Perhaps the best approach to this reflective Advent/new year/Twelfth Night/Epiphany period is to ask ourselves questions: What are my core values? How well did what I actually did or achieved in the previous year align with my values? Is there anything I could or should change so that my daily life actually matches the things I believe in or hold most dear?
Perhaps, as our London Writers’ Salon end-of-year workshop suggested, we could start by making a list of all the things we are grateful for from the previous year. We can then make another list of what we’d like or know we need to leave behind, and perhaps identify five key words to characterise what we desire to be or do in the new year. (You can also see here for a downloadable PDF of further tools and tips for new year reflections, as suggested by a fellow LWS writer).

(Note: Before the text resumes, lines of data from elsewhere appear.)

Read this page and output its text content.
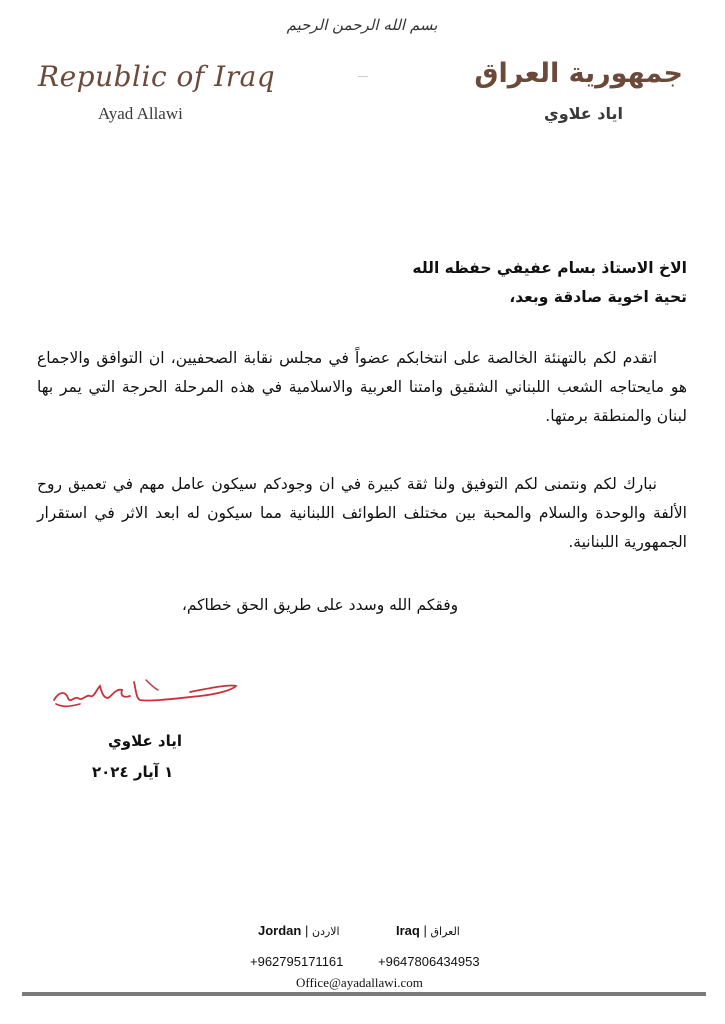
بسم الله الرحمن الرحيم
Republic of Iraq
Ayad Allawi
جمهورية العراق
اياد علاوي
الاخ الاستاذ بسام عفيفي حفظه الله
تحية اخوية صادقة وبعد،
اتقدم لكم بالتهنئة الخالصة على انتخابكم عضواً في مجلس نقابة الصحفيين، ان التوافق والاجماع هو مايحتاجه الشعب اللبناني الشقيق وامتنا العربية والاسلامية في هذه المرحلة الحرجة التي يمر بها لبنان والمنطقة برمتها.
نبارك لكم ونتمنى لكم التوفيق ولنا ثقة كبيرة في ان وجودكم سيكون عامل مهم في تعميق روح الألفة والوحدة والسلام والمحبة بين مختلف الطوائف اللبنانية مما سيكون له ابعد الاثر في استقرار الجمهورية اللبنانية.
وفقكم الله وسدد على طريق الحق خطاكم،
اياد علاوي
١ آيار ٢٠٢٤
Jordan | الاردن	Iraq | العراق
+962795171161	+9647806434953
Office@ayadallawi.com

As for me, having slogged through/still slogging through a challenging Twixmas and choosing to accept this period of rest and quietude, I am looking forward to a Twelfth Night ‘epiphany’ – eg “a moment of sudden insight or understanding” – that will help me break my current writer’s block and suddenly see how I can tie up a few confusing plot issues so as to (hopefully) finally finish Part II, which was my original goal for the end of the year. I’m grateful that not only are there a range of alternative ends and starts of new years to choose from, but that as of the end of 2022, I’ve so far written 82,860 words of Part II.
I give thanks to God and to all those who have supported me in both my writing and knee op recovery period – and I look forward not only to completing Part II, but starting the final Part III of the first draft of my historical fiction novel, as well as finally (hopefully!) being able to dance again! I am personally ending this year with God’s promise that “They that wait on the Lord shall renew their strength; they shall mount up with wings as eagles. They shall run and not be weary, they shall walk and not faint” (Isaiah 40: 31). Thank you, Lord, for being the Yes and Amen to that!
Meanwhile, I wish you all a very happy new year full of good things – whenever and however you choose to celebrate it.
*Note: There is some discrepancy regarding the actual dates, based on whether you count the day of Christ’s birth as celebrated on 25 December, as day one of the 12 days of Christmas – sometimes called ‘Christmastide’, as the English christened it – or the day after, eg the 26th; this accounts for occasionally fuzzy overlap between the 5th and 6th of January.
To confuse or prolong this period even further, yet another Christian tradition sees Candlemas, or the ‘Feast of the Presentation of Christ’ in the temple (according to Jewish tradition, the circumcision and purification ceremony would have been done 33 days after Jesus’ birth), as the final consummation of the entire Christmas cycle. Candlemas is typically celebrated with many lit candles to signify Jesus as the Light of the World. Candlemas is traditionally held on the 2nd of February, marking a total 40 days around the birth of Jesus.